46. She the heroine entrapped by family expectations; he a faithful and stoic[sentencedict.com], if unimaginative hero.
47. To my children, I am not a heroine of social change.
48. She is selfless in religious commitment, yet delights in displaying herself in print as a spiritual heroine.
49. How beautiful is youth! How bright it gleams with its illusions, aspirations, dreams!
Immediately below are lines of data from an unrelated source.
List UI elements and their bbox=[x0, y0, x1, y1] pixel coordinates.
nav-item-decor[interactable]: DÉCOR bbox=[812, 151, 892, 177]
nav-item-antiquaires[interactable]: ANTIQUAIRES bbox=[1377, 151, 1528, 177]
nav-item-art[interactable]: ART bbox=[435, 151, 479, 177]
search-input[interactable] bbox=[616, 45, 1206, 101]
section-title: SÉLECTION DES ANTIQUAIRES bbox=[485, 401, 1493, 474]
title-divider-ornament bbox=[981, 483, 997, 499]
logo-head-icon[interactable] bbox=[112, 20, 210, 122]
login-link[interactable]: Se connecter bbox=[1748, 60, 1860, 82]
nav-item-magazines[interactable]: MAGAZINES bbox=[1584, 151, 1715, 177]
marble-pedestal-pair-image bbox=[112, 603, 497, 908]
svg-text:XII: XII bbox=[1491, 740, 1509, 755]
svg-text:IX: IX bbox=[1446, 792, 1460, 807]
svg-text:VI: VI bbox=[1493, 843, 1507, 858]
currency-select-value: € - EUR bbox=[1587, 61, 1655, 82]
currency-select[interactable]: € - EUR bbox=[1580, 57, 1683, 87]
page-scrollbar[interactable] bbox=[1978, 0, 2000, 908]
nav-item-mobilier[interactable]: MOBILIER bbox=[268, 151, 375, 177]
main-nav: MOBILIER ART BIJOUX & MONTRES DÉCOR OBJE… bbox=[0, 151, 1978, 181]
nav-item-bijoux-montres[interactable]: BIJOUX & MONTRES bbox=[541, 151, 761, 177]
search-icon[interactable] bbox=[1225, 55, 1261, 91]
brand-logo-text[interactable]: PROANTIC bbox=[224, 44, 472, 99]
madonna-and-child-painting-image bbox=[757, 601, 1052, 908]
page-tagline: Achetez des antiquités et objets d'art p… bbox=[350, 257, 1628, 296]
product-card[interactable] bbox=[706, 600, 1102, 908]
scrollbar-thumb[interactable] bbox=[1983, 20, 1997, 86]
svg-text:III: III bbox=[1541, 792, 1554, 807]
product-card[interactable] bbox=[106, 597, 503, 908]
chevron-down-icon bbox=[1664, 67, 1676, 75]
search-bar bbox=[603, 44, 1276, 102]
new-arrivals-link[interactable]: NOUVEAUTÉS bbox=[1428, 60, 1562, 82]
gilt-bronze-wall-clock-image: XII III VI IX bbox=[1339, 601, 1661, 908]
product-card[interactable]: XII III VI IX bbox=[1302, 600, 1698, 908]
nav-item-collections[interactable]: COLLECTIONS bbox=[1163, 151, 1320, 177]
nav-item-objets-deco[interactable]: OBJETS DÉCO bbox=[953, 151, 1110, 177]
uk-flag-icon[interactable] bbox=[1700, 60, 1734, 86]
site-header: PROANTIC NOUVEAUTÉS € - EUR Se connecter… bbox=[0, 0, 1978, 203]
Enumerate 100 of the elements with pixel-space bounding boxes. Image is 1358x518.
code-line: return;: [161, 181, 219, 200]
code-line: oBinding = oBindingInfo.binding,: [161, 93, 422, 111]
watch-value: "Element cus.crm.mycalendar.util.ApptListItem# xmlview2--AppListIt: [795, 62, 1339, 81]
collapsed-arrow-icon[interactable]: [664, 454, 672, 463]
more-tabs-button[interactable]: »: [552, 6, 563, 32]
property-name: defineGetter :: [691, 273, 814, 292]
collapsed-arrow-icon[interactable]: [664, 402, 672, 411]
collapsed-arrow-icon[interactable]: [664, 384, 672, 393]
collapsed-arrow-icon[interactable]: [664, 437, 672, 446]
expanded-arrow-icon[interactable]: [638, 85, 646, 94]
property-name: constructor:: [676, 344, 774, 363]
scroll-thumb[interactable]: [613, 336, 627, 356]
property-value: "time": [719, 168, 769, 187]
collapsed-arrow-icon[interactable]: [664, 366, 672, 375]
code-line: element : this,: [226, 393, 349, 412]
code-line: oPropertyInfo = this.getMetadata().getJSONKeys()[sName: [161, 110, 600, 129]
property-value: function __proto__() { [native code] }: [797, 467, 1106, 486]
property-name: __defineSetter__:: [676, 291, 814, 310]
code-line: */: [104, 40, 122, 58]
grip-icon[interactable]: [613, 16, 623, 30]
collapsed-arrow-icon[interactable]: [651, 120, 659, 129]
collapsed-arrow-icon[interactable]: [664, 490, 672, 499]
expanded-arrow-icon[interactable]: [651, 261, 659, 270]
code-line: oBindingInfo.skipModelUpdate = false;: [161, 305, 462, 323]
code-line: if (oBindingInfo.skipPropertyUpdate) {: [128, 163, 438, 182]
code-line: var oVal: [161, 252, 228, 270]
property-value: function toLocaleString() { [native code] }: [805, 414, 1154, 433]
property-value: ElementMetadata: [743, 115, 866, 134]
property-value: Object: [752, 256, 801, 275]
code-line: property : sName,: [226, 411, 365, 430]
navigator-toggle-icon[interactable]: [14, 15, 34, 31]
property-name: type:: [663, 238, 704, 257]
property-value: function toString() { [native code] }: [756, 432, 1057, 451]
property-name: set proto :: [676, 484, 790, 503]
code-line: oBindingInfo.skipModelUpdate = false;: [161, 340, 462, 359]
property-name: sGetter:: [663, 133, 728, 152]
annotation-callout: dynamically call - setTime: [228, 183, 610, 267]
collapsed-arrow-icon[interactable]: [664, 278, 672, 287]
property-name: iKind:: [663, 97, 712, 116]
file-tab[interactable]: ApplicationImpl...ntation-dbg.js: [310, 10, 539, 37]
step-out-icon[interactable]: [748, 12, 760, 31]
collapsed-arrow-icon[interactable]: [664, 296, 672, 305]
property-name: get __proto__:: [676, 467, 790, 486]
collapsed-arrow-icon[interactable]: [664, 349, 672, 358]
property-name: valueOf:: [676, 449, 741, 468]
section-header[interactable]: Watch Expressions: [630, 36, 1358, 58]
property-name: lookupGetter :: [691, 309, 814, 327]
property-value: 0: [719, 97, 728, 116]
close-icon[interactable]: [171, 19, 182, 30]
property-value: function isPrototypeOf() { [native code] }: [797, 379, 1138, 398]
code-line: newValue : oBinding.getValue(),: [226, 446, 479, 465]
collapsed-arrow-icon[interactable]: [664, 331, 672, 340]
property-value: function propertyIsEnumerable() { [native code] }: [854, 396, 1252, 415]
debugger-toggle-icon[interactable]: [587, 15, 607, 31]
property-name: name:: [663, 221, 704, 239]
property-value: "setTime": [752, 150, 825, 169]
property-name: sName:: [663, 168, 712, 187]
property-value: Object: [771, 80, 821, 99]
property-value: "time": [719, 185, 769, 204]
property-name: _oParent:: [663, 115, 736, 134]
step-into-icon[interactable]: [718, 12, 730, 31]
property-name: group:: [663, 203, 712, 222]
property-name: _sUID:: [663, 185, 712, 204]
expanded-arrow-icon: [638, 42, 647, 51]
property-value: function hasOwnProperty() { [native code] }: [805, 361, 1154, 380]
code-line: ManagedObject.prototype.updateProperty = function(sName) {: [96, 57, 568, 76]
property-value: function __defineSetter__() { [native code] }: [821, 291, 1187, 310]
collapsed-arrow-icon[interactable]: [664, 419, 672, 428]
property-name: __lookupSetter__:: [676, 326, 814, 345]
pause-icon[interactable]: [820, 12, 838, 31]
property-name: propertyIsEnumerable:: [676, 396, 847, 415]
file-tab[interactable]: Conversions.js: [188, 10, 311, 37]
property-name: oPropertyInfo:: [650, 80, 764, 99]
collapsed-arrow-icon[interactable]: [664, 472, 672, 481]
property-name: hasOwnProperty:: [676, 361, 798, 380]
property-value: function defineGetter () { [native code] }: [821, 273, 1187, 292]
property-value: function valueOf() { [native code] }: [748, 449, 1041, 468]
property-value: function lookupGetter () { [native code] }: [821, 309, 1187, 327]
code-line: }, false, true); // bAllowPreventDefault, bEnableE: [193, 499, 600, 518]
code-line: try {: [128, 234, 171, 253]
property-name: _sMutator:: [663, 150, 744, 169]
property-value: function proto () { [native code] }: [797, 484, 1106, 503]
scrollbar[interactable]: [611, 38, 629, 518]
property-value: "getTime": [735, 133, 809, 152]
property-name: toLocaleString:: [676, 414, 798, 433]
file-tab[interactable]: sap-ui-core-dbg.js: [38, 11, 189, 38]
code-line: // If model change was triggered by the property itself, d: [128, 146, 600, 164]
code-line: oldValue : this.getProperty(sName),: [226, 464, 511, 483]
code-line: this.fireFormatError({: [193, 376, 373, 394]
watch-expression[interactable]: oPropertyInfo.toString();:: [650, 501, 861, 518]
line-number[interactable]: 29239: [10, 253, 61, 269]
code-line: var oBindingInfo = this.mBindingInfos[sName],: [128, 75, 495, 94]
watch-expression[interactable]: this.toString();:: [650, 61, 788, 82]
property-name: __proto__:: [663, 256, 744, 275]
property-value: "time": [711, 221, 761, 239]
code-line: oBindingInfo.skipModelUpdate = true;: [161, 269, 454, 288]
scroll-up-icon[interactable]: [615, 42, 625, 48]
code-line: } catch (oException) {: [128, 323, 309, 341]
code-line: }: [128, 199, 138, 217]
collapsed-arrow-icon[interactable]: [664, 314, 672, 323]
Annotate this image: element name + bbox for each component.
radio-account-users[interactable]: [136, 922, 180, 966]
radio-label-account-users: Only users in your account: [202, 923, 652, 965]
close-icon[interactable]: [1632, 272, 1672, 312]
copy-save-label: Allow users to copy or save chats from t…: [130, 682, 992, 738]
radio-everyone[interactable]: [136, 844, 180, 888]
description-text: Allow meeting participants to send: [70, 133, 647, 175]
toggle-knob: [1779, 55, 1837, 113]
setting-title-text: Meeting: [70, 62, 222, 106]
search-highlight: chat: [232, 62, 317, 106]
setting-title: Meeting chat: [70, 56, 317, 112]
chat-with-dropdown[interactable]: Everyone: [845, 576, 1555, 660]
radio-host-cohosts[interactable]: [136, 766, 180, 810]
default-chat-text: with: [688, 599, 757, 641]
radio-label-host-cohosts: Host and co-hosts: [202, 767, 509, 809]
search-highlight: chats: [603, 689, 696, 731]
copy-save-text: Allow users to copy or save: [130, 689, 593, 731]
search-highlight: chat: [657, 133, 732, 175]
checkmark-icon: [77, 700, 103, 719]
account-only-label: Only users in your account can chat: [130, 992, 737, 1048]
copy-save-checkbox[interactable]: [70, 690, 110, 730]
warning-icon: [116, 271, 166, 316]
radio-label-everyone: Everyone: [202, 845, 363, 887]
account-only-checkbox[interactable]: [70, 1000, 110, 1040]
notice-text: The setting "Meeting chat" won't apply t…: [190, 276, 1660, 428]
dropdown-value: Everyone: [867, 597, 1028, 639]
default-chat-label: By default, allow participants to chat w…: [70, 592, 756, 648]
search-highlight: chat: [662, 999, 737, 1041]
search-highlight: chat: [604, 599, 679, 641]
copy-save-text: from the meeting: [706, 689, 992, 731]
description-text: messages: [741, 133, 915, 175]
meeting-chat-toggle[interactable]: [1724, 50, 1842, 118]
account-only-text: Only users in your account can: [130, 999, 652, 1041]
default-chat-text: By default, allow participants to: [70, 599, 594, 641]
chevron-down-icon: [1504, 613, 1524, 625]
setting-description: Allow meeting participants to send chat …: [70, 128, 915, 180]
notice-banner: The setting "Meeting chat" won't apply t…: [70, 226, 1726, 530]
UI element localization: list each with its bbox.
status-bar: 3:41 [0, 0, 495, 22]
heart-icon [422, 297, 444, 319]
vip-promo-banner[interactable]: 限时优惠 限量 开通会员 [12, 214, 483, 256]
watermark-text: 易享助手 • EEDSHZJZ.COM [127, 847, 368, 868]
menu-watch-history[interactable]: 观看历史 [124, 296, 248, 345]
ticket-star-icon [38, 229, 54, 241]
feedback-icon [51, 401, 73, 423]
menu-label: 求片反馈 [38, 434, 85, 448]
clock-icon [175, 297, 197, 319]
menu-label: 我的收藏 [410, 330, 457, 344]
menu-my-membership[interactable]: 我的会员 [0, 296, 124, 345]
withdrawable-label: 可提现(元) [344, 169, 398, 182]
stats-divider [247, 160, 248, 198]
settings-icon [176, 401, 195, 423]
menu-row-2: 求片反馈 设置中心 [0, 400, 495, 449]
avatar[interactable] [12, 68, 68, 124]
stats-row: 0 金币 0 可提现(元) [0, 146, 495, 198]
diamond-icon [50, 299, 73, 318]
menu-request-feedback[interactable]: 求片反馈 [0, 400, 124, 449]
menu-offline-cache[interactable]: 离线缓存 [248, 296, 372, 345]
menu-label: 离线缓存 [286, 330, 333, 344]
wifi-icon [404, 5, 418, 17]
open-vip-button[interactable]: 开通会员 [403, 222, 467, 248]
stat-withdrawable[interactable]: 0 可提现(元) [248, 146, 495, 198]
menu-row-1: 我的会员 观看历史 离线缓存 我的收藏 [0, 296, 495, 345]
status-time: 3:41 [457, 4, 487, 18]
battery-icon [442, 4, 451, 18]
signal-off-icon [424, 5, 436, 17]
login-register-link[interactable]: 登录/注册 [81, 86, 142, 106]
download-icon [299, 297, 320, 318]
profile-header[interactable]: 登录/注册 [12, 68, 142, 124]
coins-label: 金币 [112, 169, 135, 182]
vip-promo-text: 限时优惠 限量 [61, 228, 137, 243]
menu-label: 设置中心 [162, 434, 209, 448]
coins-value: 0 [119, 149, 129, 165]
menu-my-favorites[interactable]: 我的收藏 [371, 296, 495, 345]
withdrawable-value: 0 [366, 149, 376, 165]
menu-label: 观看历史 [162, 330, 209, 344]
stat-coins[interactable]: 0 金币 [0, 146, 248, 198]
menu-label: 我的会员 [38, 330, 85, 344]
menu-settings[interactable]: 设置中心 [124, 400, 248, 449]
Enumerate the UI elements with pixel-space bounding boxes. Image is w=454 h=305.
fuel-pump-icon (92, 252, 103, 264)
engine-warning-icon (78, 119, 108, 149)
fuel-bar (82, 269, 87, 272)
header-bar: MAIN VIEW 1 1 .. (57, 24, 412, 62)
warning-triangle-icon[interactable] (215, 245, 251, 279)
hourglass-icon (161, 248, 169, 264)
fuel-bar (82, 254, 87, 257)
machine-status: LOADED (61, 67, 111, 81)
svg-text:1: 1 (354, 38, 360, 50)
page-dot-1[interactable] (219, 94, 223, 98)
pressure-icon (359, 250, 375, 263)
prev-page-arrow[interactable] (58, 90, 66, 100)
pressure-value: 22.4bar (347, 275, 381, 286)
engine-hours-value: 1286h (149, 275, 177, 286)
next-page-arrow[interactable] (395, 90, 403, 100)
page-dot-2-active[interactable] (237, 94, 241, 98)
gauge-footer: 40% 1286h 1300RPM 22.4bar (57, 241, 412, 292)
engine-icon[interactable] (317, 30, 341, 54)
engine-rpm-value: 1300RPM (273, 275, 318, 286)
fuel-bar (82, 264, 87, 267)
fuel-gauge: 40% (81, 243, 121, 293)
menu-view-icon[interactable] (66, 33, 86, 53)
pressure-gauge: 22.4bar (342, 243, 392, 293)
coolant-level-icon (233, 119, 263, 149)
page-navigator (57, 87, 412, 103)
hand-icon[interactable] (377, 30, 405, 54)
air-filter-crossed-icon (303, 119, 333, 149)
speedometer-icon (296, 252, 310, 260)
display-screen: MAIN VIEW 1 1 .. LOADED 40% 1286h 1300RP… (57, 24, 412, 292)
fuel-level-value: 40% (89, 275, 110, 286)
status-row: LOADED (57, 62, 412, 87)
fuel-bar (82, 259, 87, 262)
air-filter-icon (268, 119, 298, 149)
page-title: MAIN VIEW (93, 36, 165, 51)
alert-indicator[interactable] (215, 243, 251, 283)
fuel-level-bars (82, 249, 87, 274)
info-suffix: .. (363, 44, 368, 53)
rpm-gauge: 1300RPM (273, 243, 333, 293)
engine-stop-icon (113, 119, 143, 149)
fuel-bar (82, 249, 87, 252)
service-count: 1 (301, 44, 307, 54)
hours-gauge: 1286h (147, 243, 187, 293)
Book of Beginnings, Story without End, Each maid a heroine, and each man a friend! Henry Wadsworth Longfellow
50. The hero or heroine must ultimately come out on top.
51. Yes, your heroine will be united with her destined mate.
52. The national media made her a heroine, status richly deserved, and the sympathy grew even more.
53. The heroine of her latest novel is a middle-class English woman.
54. Thus, for Austen's heroine, Elizabeth Bennet, marriage was not just important,[sentencedict.com/heroine.html] it was compulsory.
55. This is an epic of Oprah's age, with an engaging heroine whose life story is well-made, but essentially insignificant.
56. In Mary Barton the working-class heroine and her husband go off to the colonies to start a new life.
57. Another important instance of courtly behaviour is when the hero has to lead the heroine into the dance.
58. Part of the problem is that the movie presents a heroine primed with empty ambition, but makes no comment on it.
59. That heroine of Assassins had distended her jaws and throat and belly by means of Polymorphine, like a python.
60. The heroine collects champagne glasses, and recommends the drink as a diuretic.